The assumption that because something is possible it's therefore (likely to be) a good thing is pretty much the biggest error in thinking about the web at the moment if you ask me. In imposing the constraint of providing an image only, mattbucher is adding value to his blog, taking it one more step away from "Why don't you just spend a few hours perusing Google Street View" towards a personal, distinct, unique outlook on Street View's mass of undifferentiated information. By looking at his blog I get to share in that outlook a little bit.
posted by game warden to the events rhino at 5:23 AM on January 8, 2010 [2 favorites]


Here I am in front of a friend's house.
posted by peeedro at 9:06 AM on January 8, 2010


Has the Google Van ever been in an auto accident?
posted by drileynyc at 9:50 AM on January 8, 2010


Here I am in front of a friend's house.
posted by peeedro at 9:06 AM on January 8 [+] [!]

Sweet! Rockin' the "jorts"
posted by stormpooper at 10:11 AM on January 8, 2010


Van on fire in Toronto, minutes before it blows up.
posted by Kabanos at 10:18 AM on January 8, 2010


In this white van, I'm sitting in the passenger seat with my coworker, and he's playing podcasts from Denis Miller's radio show while we drive. We're on our way to Minot to work on a project which involves huge 13"x22" books, full of hand-transcribed legal documents. We're five minutes away from a rest area that looks like an old gas station, because I asked to stop there, because I didn't think I could wait until Bismarck.
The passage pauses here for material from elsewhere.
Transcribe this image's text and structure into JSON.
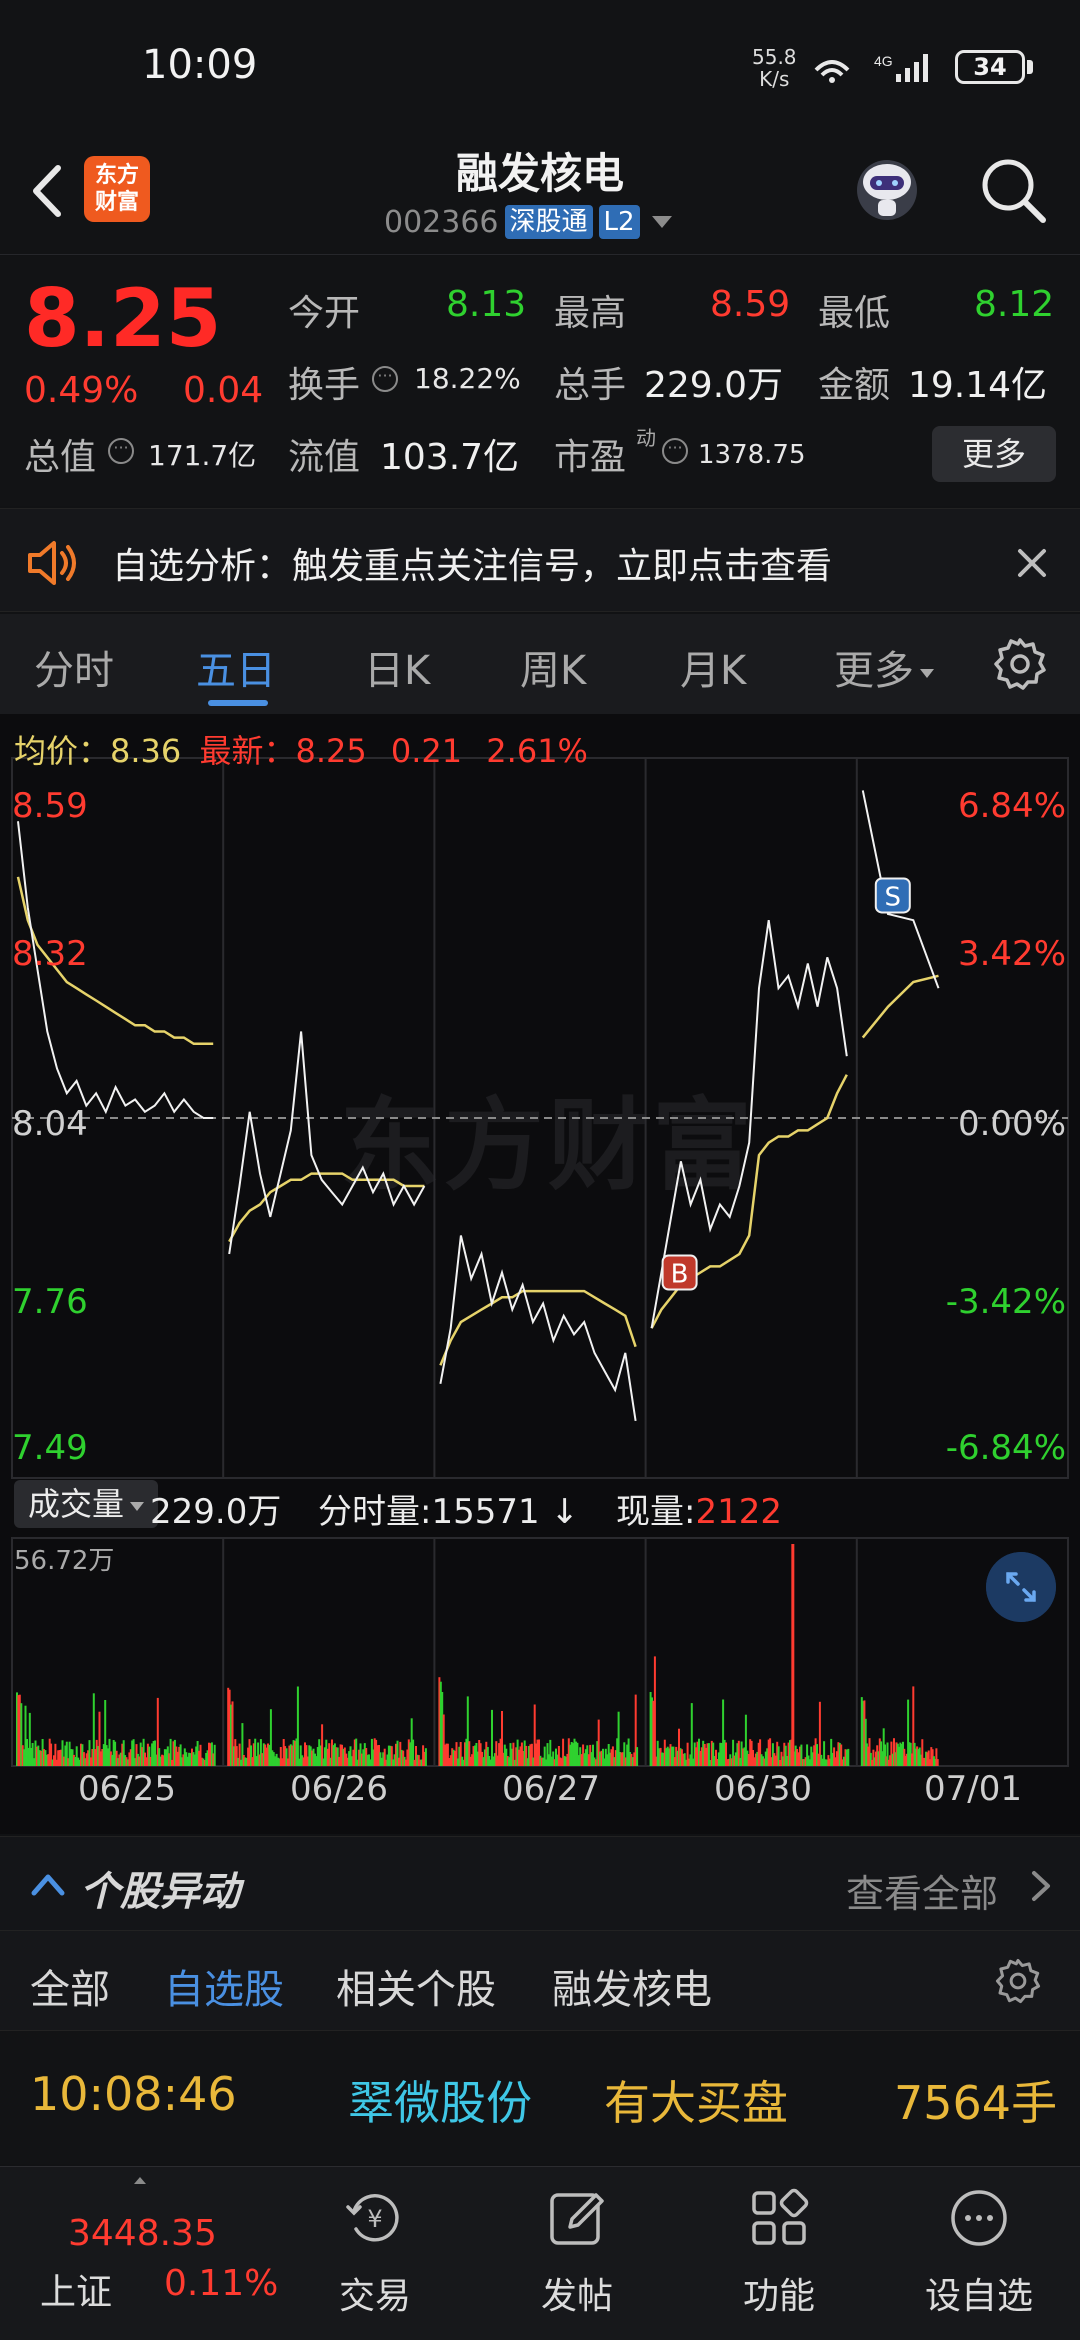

Exactly at the moment this photo was taken, I looked over my shoulder and said:

"Hey, that was a Google car - you know, the Google car, with the camera, for StreetView!"
posted by AzraelBrown at 11:14 AM on January 8, 2010 [2 favorites]


I find Street View a bit jarring in its temporal discontinuity and how it mucks with my recollection of time: my folk's house across the state was 'graphed after mine was, but then again, when the hell did they come by either place? I used to be able to kind of guess by the cars in my neighborhood -- that one period the neighbor had people living with her, wasn't that 2006? When did we get rid of that tree? When did the neighbors get a new motorhome? I would have sworn both New Phat and Save Mart were newer than that, etc.